The Mayhew Animal Home Rebrands to ‘Mayhew’

The Mayhew Animal Home Rebrands to ‘Mayhew’

The longstanding London-based animal welfare charity, The Mayhew Animal Home, has rebranded, overhauling its brand strategy, identity and logo to appeal to a wider audience and highlight the range of proactive animal welfare and community outreach work it delivers in addition to the rescue and rehoming work it is well known for.

The charity has rebranded to ‘Mayhew’ with a new strapline, ‘for dogs, cats and communities.’ Their strapline was formerly `Helping animals and their carers since 1886.’

The rebrand was prompted after the charity recognised that supporters and the general public were not necessarily aware that the organisation is much more than an animal shelter with its increased focus on preventative work, education and community engagement, aimed at improving companion animal health and welfare both in London and overseas, whilst simultaneously retaining its heritage of more than 130 years of addressing the issues in its local area.

The charity also recognised that with the rebranded focus its supporter base could be broadened, appealing to a wider audience.

The London-based charity, which provides help and support to neglected, unwanted and abandoned animals as well as vulnerable, sick and elderly pet owners and the homeless and their pets, worked on the rebrand with the London branding agency, Fabrik Brands.

“We have had a significant and sustained, long-term impact over the years helping pets and their owners in the community across London and receive great affection from our supporters who know us and our work, however, this is not necessarily reflected in all of our audiences and the broader public awareness and perception,” said Sonya Brucciani, Head of Marketing and Communications at Mayhew.

“In order to engage with new supporters and raise the vital income we need to deliver our essential services in communities, both in London and overseas,  we want to increase our brand’s awareness and promote the wide range of animal welfare initiatives we deliver beyond our rescue and rehoming work.”

“This is more than just a logo and name change for us. We have also updated our mission and vision, placing our existing companion animal related human behaviour change activities at the heart of the charity.”
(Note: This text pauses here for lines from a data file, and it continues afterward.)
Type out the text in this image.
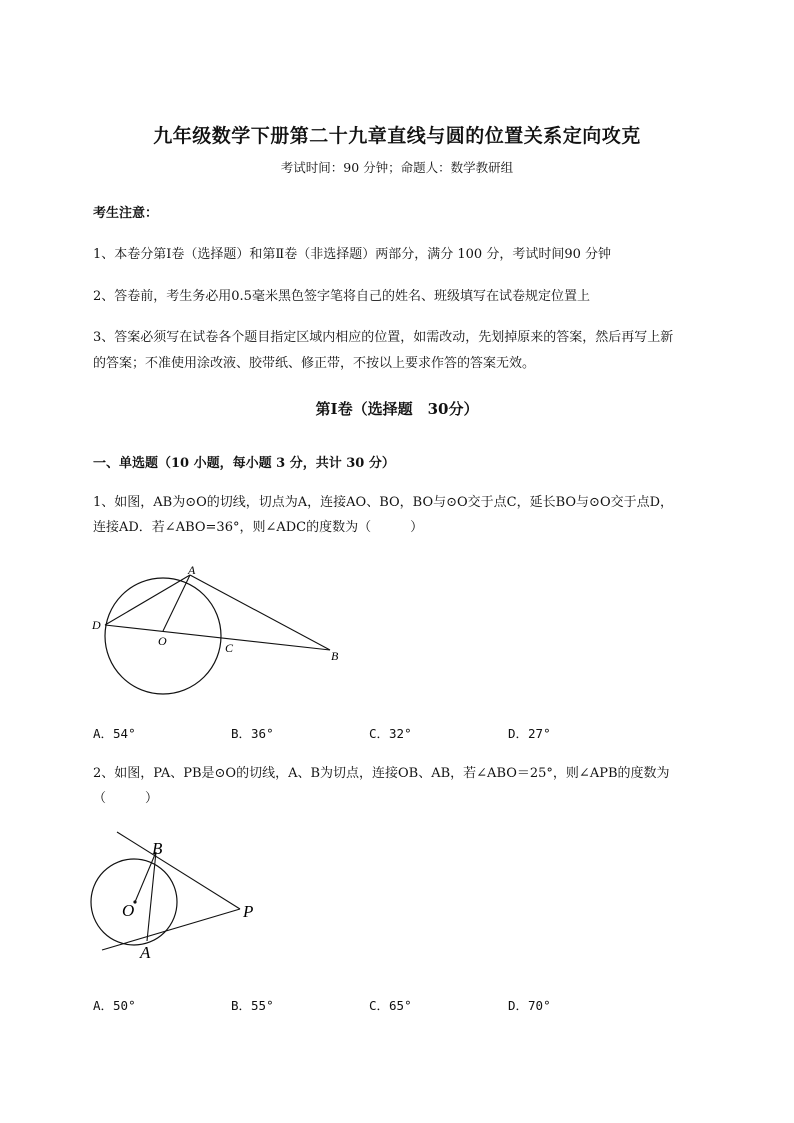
九年级数学下册第二十九章直线与圆的位置关系定向攻克
考试时间：90 分钟；命题人：数学教研组
考生注意：
1、本卷分第Ⅰ卷（选择题）和第Ⅱ卷（非选择题）两部分，满分 100 分，考试时间90 分钟
2、答卷前，考生务必用0.5毫米黑色签字笔将自己的姓名、班级填写在试卷规定位置上
3、答案必须写在试卷各个题目指定区域内相应的位置，如需改动，先划掉原来的答案，然后再写上新
的答案；不准使用涂改液、胶带纸、修正带，不按以上要求作答的答案无效。
第Ⅰ卷（选择题　30分）
一、单选题（10 小题，每小题 3 分，共计 30 分）
1、如图，AB为⊙O的切线，切点为A，连接AO、BO，BO与⊙O交于点C，延长BO与⊙O交于点D，
连接AD．若∠ABO=36°，则∠ADC的度数为（　　　）
A
D
O	C
B
A．54°	B．36°	C．32°	D．27°
2、如图，PA、PB是⊙O的切线，A、B为切点，连接OB、AB，若∠ABO＝25°，则∠APB的度数为
（　　　）
B
O	P
A
A．50°	B．55°	C．65°	D．70°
The charity’s strapline is changing from “Helping Animals and their Carers since 1886” to “For dogs, cats and communities” and Mayhew’s blue logo is being replaced by a purple logo incorporating a dog’s and cat’s tail.

The change in strap and logo reinforces the focus on education, preventative work and community engagement that Mayhew has led on for many years and also incorporates those dogs, cats and communities we are helping in the UK and overseas.

Caroline Yates, CEO, Mayhew, says, “We are really proud to be launching our new brand identity. A lot has changed since we started in 1886 but sadly a lot hasn’t. We still see the joy that living with a dog or cat can bring. But we still see the misery and suffering that comes from ignorance and neglect as well as the effect of treating animals as commodities.”

“We are one of the oldest London animal charities, having been at the forefront of animal welfare for 131 years, so we had to ensure that our new brand embodies the comprehensive and holistic range of innovative work that we do, as well as retaining our recognition and the loyalty and trust we have from our supporters.”

“Our animal welfare work involves so much more than being a rescue and rehoming charity with a shelter facility, so it’s important that we create wider awareness about our work in London and our efforts to create sustainable change and better lives for animals and communities where we work abroad in Afghanistan, Georgia, Russia and India.”

Mayhew is launching their new brand at their annual fundraising Family Day Out event, Hounds on the Heath, on Hampstead Heath on 16th July 2017. The day includes celebrity-judged Dog Shows, agility course, food, games and activities. The brand will be rolled out during July onwards.